On Mortgage-backed security, Joseph wrote and was quoted "A collateralized mortgage obligation (CMO) is a more complex MBS in which the mortgages are ordered into tranches by some quality (such as repayment time), with each tranche sold as a separate security."

=== Some of Haubrich's numerous articles, publications and papers include ===
- W(h)ither the Fed's Balance Sheet in July 2010 by Joseph G. Haubrich, John B. Carlson, and John Linder
- Inflation: Noise, Risk, and Expectations in June 2010 by Joseph G. Haubrich and Timothy Bianco
- A New Approach to Gauging Inflation Expectations in October 2009 by Joseph G. Haubrich
- Credit Crises, Money and Contradictions:A Historical View in September 2009 by Joseph G. Haubrich and Michael D. Bordo
- Umbrella Supervision and the Role of the Central Bank for the Journal of Banking Regulation Volume 57 No. 1, by Joseph G. Haubrich and James B. Thomson in November 2008
- "How Cyclical Is Bank Capital?" by Joseph G. Haubrich; published in 2015.
Joseph Haubrich is also listed as one of the top 5% of authors according to the criteria from IDEAS from RePEc

Joseph co-edited the book "Quantifying Systemic Risk" with Andrew Lo, and addresses the challenges faced when measuring statistical risk This book was released in 2013.

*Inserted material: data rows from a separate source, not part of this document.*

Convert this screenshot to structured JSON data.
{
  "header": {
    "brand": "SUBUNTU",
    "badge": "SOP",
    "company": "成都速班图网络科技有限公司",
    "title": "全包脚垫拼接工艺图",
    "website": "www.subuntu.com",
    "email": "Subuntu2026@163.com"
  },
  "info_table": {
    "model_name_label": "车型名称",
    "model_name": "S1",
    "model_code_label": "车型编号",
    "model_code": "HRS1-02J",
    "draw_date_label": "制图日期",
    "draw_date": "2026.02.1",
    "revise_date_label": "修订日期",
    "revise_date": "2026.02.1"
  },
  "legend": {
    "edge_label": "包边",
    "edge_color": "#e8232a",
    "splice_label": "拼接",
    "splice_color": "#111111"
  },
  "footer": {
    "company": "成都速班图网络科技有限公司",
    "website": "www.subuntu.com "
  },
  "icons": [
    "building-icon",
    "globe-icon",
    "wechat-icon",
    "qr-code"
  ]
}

== Featured Publications ==
Some of Joseph's notable and widely-known economic publications include:

- “Does the Yield Curve Predict Output?” Annual Review of Financial Economics, 2021 (November): 13: 341–362.
- “Inflation Expectations, Real Rates, and Risk Premia: Evidence from Inflation Swaps.” With George Pennacchi and Peter Ritchken. Review of Financial Studies, 2012, 25(5): 1588–1629.
- “Credit Crises, Money, and Contractions: An Historical View.” With Michael D. Bordo. Journal of Monetary Economics, 2010, 57(1): 1–18.
- “Risk Aversion, Performance Pay, and the Principal–Agent Problem.” Journal of Political Economy, 1994, 102(2): 258–276.

== Documentary ==
In 2014, Joseph produced a documentary film titled "Panic of 1907" that illustrates how the panic led to the creation of the Federal Reserve system. This film stemmed from a 2012 study he worked on with Michael Bordo at the Cleveland Federal Reserve Bank. A paper covering this topic is titled Deep Recessions, Fast Recoveries, and Financial Crises: Evidence from the American Record written in conjunction with Bordo in 2013.

This film can be viewed at the Museum of American Finance and was produced for the Learning Center and Money Museum located at the Federal Reserve Bank of Cleveland.

The "Panic of 1907" documentary was featured in the Chagrin Falls Documentary Film Festival in 2015 in the "Shorts" category.